Nurse Practitioners at Rockefeller Center
Posted by Bonita Pilon on Thursday, October 29, 2015 in News.
Columbia Advanced Practice Nurse Associates offer primary, intermediate and walk in care in midtown Manhattan just steps from the iconic Rockefeller Center and around the corner from Radio City Music Hall. The name on their door says Columbia Doctors but don’t be fooled: the care delivered inside is all nurse practitioner managed and delivered to a younger population with relatively higher incomes and the patients are all insured. The misleading name is the practice’s billing organization used to be sure they can collect payment for the care they deliver. Quite a contrast to the many safety net clinics I’ve visited this year but of course, advanced practice nurses are equally qualified to care for paying patients and help those patients achieve a healthier life.

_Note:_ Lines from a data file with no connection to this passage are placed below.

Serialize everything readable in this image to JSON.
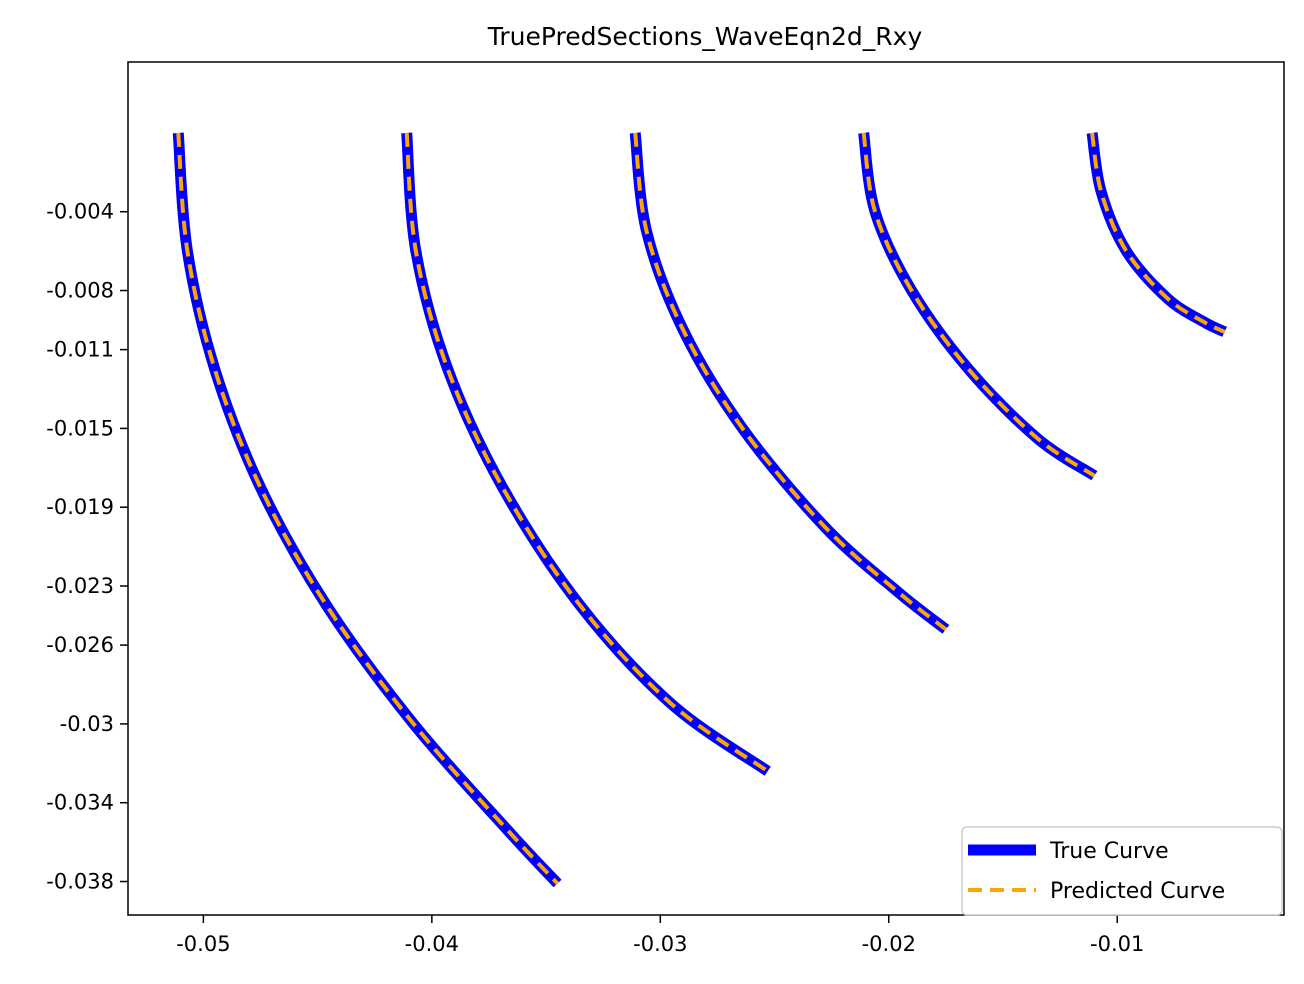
{
  "chart_data": {
    "type": "line",
    "title": "TruePredSections_WaveEqn2d_Rxy",
    "xlabel": "",
    "ylabel": "",
    "xlim": [
      -0.0533,
      -0.0027
    ],
    "ylim": [
      -0.0397,
      0.0036
    ],
    "x_ticks": [
      -0.05,
      -0.04,
      -0.03,
      -0.02,
      -0.01
    ],
    "x_tick_labels": [
      "-0.05",
      "-0.04",
      "-0.03",
      "-0.02",
      "-0.01"
    ],
    "y_ticks": [
      -0.038,
      -0.034,
      -0.03,
      -0.026,
      -0.023,
      -0.019,
      -0.015,
      -0.011,
      -0.008,
      -0.004
    ],
    "y_tick_labels": [
      "-0.038",
      "-0.034",
      "-0.03",
      "-0.026",
      "-0.023",
      "-0.019",
      "-0.015",
      "-0.011",
      "-0.008",
      "-0.004"
    ],
    "grid": false,
    "legend_position": "bottom-right",
    "colors": {
      "true_curve": "#0000ff",
      "predicted_curve": "#ffa500"
    },
    "series": [
      {
        "name": "True Curve",
        "style": "solid",
        "color": "#0000ff"
      },
      {
        "name": "Predicted Curve",
        "style": "dashed",
        "color": "#ffa500"
      }
    ],
    "curves": [
      {
        "x": [
          -0.0511,
          -0.0507,
          -0.0495,
          -0.0475,
          -0.0446,
          -0.0408,
          -0.0366,
          -0.0345
        ],
        "y": [
          0.0,
          -0.006,
          -0.012,
          -0.018,
          -0.024,
          -0.03,
          -0.0355,
          -0.0381
        ]
      },
      {
        "x": [
          -0.0411,
          -0.0407,
          -0.0393,
          -0.0369,
          -0.0335,
          -0.0295,
          -0.0253
        ],
        "y": [
          0.0,
          -0.006,
          -0.012,
          -0.018,
          -0.024,
          -0.029,
          -0.0324
        ]
      },
      {
        "x": [
          -0.0311,
          -0.0306,
          -0.029,
          -0.0264,
          -0.0228,
          -0.0196,
          -0.0175
        ],
        "y": [
          0.0,
          -0.005,
          -0.01,
          -0.015,
          -0.02,
          -0.0233,
          -0.0252
        ]
      },
      {
        "x": [
          -0.0211,
          -0.0206,
          -0.019,
          -0.0165,
          -0.0135,
          -0.011
        ],
        "y": [
          0.0,
          -0.004,
          -0.008,
          -0.012,
          -0.0155,
          -0.0174
        ]
      },
      {
        "x": [
          -0.0111,
          -0.0107,
          -0.0096,
          -0.0078,
          -0.0062,
          -0.0053
        ],
        "y": [
          0.0,
          -0.003,
          -0.006,
          -0.0084,
          -0.0096,
          -0.0101
        ]
      }
    ]
  }
}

Columbia School of Nursing will be opening a new clinic in Spring 2016 in Washington Heights, a much bigger site, where they will significantly increase access for patients with Medicaid. Many of those patients do not have a primary care healthcare home and the Columbia group will be working with their medical center to receive these patients as they transition out of the ED or inpatient care, hopefully decreasing the number who bounce back and forth from community to acute care. As US healthcare changes its focus to prevention, the emphasis on stabilizing patients within their communities and healthcare homes is a critical goal for all healthcare systems nationally. These nurse practitioners, led by Associate Dean Dr. Stephen Ferrara, are poised to play a pivotal role within the Columbia University healthcare system, helping their patients manage chronic and acute illnesses, including mental health challenges.
There’s good news in New York state for scope of practice, too. On January 1, 2015, the Nurse Practice Modernization Act went into effect. This law removes most restrictions to practice for all nurse practitioners with 3600 hours or more of clinical experience. Removing such restrictions frees up dollars (it costs money for NPs to “buy” supervision from physicians in states with supervision rules) and time to spend on patient care. Given that New York is a Medicaid expansion state and that Metropolitan New York City has a shortage of accessible primary care providers, removing unnecessary NP practice restrictions translates into good news for patients who need care.